NFA proposed very different disclosure obligations for FCMs and IBs as compared to CTAs and CPOs, and, generally, NFA will mandate different requirements in connection with activities related to spot virtual currencies as opposed to virtual currency derivatives. (Click here for details regarding the NFA Advisory in the article “National Futures Association Proposes Interpretive Notice Requiring FCM, IB, CTA and CPO Disclosures Regarding Virtual Currency Activity” in the July 27, 2o18 edition of Between Bridges.)

  • OCC and Fintech Charters: The Office of the Comptroller of the Currency announced it will begin accepting applications from financial technology companies for special purpose national bank (“SPNB”) charters. It is intended that such companies would engage in one or more of “core banking functions” of paying checks or lending money, but would not take deposits. Typically, special purpose national banks’ operations are limited to certain activities, such as fiduciary activities. Fintech companies that seek to become SPNBs will be evaluated on their “unique facts and circumstances” and if granted a charter, will be supervised like “similarly situated” national banks for capital, liquidity and financial inclusion commitments. New York Department of Financial Services Superintendent Maria Vullo vehemently objected to OCC’s announcement. According to Ms. Vullo, “a national fintech charter will impose an entirely unjustified federal regulatory scheme on an already fully functional and deeply rooted state regulatory landscape.” The NYDFS has previously challenged the authority of OCC to grant special fintech charters. The US federal court hearing the matter denied the NYDFS’s challenge, claiming it was premature at the time. (Click here for details in the article “Challenges to NY BitLicense and Potential OCC Fintech Charter Quashed” in the January 7, 2018 edition of Bridging the Week.)
  • Token Alliance‘s Best Practices for Non-Securities Utility Tokens: The Token Alliance – an industry initiative of the Chamber of Digital Commerce – issued a comprehensive overview of the regulation of digital assets in the United States and other select jurisdictions, and proposed best practices for sponsors of digital tokens that are not intended to be securities or an instrument over which the Commodity Futures Trading Commission might have anti-fraud or anti-manipulation authority – i.e., utility tokens.

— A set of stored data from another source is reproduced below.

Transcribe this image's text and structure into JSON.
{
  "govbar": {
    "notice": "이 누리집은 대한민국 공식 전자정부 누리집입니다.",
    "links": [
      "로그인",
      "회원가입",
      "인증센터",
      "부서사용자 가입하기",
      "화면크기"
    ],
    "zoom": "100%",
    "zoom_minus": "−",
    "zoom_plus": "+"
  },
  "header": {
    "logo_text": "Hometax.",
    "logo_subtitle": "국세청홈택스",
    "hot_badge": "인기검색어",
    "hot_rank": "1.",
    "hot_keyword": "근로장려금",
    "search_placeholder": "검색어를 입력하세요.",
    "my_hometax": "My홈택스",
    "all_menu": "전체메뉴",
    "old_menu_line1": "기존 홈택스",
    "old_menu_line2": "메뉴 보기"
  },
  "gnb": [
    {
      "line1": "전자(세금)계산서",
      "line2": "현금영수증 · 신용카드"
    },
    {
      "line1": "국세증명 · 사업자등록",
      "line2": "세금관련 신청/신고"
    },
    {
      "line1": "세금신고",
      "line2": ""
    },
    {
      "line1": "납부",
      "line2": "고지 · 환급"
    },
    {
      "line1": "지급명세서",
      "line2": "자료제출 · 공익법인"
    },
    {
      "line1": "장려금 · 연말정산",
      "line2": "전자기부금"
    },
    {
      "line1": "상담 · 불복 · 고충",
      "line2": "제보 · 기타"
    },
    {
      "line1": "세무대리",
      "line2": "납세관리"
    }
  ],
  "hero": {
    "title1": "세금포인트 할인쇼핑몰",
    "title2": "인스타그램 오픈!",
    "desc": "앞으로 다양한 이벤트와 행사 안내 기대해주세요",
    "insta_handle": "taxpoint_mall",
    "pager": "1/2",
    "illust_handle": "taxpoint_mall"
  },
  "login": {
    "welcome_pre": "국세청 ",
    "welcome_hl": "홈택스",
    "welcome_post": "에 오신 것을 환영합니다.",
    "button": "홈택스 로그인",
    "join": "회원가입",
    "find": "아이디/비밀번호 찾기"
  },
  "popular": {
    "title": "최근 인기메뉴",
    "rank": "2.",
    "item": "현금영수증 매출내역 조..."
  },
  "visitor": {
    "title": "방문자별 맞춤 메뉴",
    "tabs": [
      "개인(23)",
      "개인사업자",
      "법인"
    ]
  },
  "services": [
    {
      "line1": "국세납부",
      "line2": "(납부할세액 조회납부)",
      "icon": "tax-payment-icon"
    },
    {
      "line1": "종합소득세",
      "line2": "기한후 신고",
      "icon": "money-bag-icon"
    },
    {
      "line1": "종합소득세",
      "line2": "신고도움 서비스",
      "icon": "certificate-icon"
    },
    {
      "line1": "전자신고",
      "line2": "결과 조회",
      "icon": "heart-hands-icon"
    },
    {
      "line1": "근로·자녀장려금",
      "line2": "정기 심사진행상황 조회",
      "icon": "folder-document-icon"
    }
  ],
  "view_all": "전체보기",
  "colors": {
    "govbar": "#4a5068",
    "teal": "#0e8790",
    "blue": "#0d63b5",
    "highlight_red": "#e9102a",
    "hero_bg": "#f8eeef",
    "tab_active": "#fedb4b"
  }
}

To avoid unintended regulatory interactions, The Token Alliance recommended, among other things, that (1) sponsors fully develop their proposed system or application before distribution of a utility token, (2) utility tokens not be distributed before they can be used to access a proposed system or application; (3) utility token holders should not be permitted to sell the digital assets on credit; (4) utility tokens should be promoted for their utility purpose not the potential value of the token’s project; and (5) utility tokens should not be constructed so that holders expect profits from the underlying project. White papers discussing utility tokens should include explanations of the technology; use cases for the project; characteristics and functions of the token; and risks. In its overview, The Token Alliance also provided principles and guidelines for token trading platforms.
  • FINRA Seeks Comments of Technological Innovation: The Financial Industry Regulatory Authority sought input on how it can support technological innovation to help investors and capital markets. In addition to soliciting general comments, FINRA is seeking insight on three specific areas: data aggregation services that would aggregate information from different financial accounts into a single location for investors; supervisory processes related to the use of artificial intelligence; and how to develop a machine-readable rulebook. Comments are due by October 12. In January 2017, FINRA issued a report regarding digital ledger technology and discussed, among other topics, regulatory considerations for broker-dealers (click here to access).
  • Follow-up – Jon Montroll: Jon Montroll pleaded guilty to committing securities fraud in connection with the operation of a securities exchange that traded shares in virtual currency-related businesses. He also pleaded guilty to obstruction of justice for making false statements to the Securities and Exchange Commission in connection with its investigation related to his activities. In February 2018, both the SEC and the United States Department of Justice filed charges against Mr. Montroll in a federal court in New York, and the SEC additionally filed charges against BitFinder, Mr. Montroll’s purported securities exchange. The SEC claimed that, from December 2012 through November 2013, Mr. Montroll misappropriated customers’ bitcoin; lied about a hack of the BitFunder ecosystem in the summer of 2013 that resulted in a loss of 6,000 bitcoin; and raised funds for shares of a specific security – Ukyo.Loan — and misappropriated funds from these investments too. (Click here for further details regarding the SEC’s and DOJ’s allegations in the article “SEC Sues Bitcoin-Denominated Trading Platform for Operating an Unlicensed Securities Exchange; Principal Criminally Charged” in the February 25, 2018 edition of Bridging the Week.)
  • Follow-up – The Entrepreneurs Headquarters Limited: A federal court in New York ordered The Entrepreneurs Headquarters Limited and Dillon Dean, its sole founder and principal, to pay over US $1.9 million in total sanctions in connection with an enforcement action brought by the Commodity Futures Trading Commission that charged that the defendants solicited bitcoin from customers in order to pool their funds and invest in financial products, including binary options traded on the Nadex, a CFTC-registered binary options exchange. In reality, claimed the CFTC, the defendants misappropriated customers’ funds, including using assets from some customers to pay other customers in a Ponzi scheme. Pursuant to a default order, the defendants must pay almost US $1.5 million as a fine, and US $432,185 as restitution to customers.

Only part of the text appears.